Limitations and Future Iterations
This architecture, while resilient, is not complete. The most glaring omission is the result retrieval mechanism. The current implementation is “fire and forget”; the client knows a job was submitted but has no way to get the final summary. A production system would require a second component:
- Result Storage: The
python-summarizer
function, upon completion, would need to write the result to a persistent store (e.g., Redis, PostgreSQL, or S3) against thejobId
. - Result Endpoint: A new HTTP endpoint, likely on the Haskell orchestrator, would be needed (e.g.,
GET /job-status/{jobId}
). The client would poll this endpoint to check for job completion and retrieve the result. Alternatively, for a more advanced solution, WebSockets could be used to push the result to the client once it’s ready.
Another area for improvement is observability. While we have basic logging, true production readiness demands distributed tracing. Using a standard like OpenTelemetry, we could inject a trace context at the Haskell function, propagate it through NATS, and pick it up in the Python function. This would allow us to visualize the entire lifecycle of a request across all components, making debugging complex failures tractable.

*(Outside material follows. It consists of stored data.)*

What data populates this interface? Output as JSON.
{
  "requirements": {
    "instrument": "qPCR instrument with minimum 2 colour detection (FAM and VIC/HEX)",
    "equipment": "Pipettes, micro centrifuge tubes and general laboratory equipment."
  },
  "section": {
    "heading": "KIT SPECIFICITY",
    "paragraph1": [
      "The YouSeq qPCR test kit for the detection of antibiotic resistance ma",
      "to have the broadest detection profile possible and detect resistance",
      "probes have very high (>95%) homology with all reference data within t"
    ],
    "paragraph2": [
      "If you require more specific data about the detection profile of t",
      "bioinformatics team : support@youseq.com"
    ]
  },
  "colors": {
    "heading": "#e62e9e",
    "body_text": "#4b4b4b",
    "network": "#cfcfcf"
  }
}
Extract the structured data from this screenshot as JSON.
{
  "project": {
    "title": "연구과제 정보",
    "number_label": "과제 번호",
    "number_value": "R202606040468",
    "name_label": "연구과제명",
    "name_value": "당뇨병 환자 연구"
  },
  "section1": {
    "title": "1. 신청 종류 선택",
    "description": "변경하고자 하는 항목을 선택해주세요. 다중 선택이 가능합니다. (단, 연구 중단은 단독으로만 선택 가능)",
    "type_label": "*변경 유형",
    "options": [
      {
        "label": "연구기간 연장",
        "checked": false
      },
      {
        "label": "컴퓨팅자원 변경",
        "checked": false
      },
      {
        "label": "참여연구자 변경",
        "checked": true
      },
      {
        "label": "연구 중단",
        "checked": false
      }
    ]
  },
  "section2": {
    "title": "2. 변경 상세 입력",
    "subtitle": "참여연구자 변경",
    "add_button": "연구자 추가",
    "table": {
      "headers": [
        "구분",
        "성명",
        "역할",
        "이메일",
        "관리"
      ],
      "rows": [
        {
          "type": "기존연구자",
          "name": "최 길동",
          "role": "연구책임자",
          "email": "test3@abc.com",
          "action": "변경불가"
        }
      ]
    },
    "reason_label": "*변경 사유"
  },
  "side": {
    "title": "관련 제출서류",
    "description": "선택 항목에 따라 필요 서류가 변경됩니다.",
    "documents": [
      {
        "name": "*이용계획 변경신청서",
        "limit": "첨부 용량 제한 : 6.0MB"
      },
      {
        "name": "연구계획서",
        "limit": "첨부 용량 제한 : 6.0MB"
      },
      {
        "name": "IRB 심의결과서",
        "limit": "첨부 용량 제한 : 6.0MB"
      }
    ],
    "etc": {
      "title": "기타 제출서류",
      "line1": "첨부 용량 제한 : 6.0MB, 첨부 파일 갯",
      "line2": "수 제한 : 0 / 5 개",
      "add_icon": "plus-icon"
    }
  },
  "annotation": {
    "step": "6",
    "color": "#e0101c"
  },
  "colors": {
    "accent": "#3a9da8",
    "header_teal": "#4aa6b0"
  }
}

Finally, the model loading in the Python function still presents a cold start challenge. While caching helps, the initial download and loading can take time. For applications requiring lower latency, strategies like pre-warmed instances or baking the model directly into a custom Docker image from a private registry would be necessary optimizations. The current approach strikes a balance between simplicity and performance suitable for many non-real-time workloads.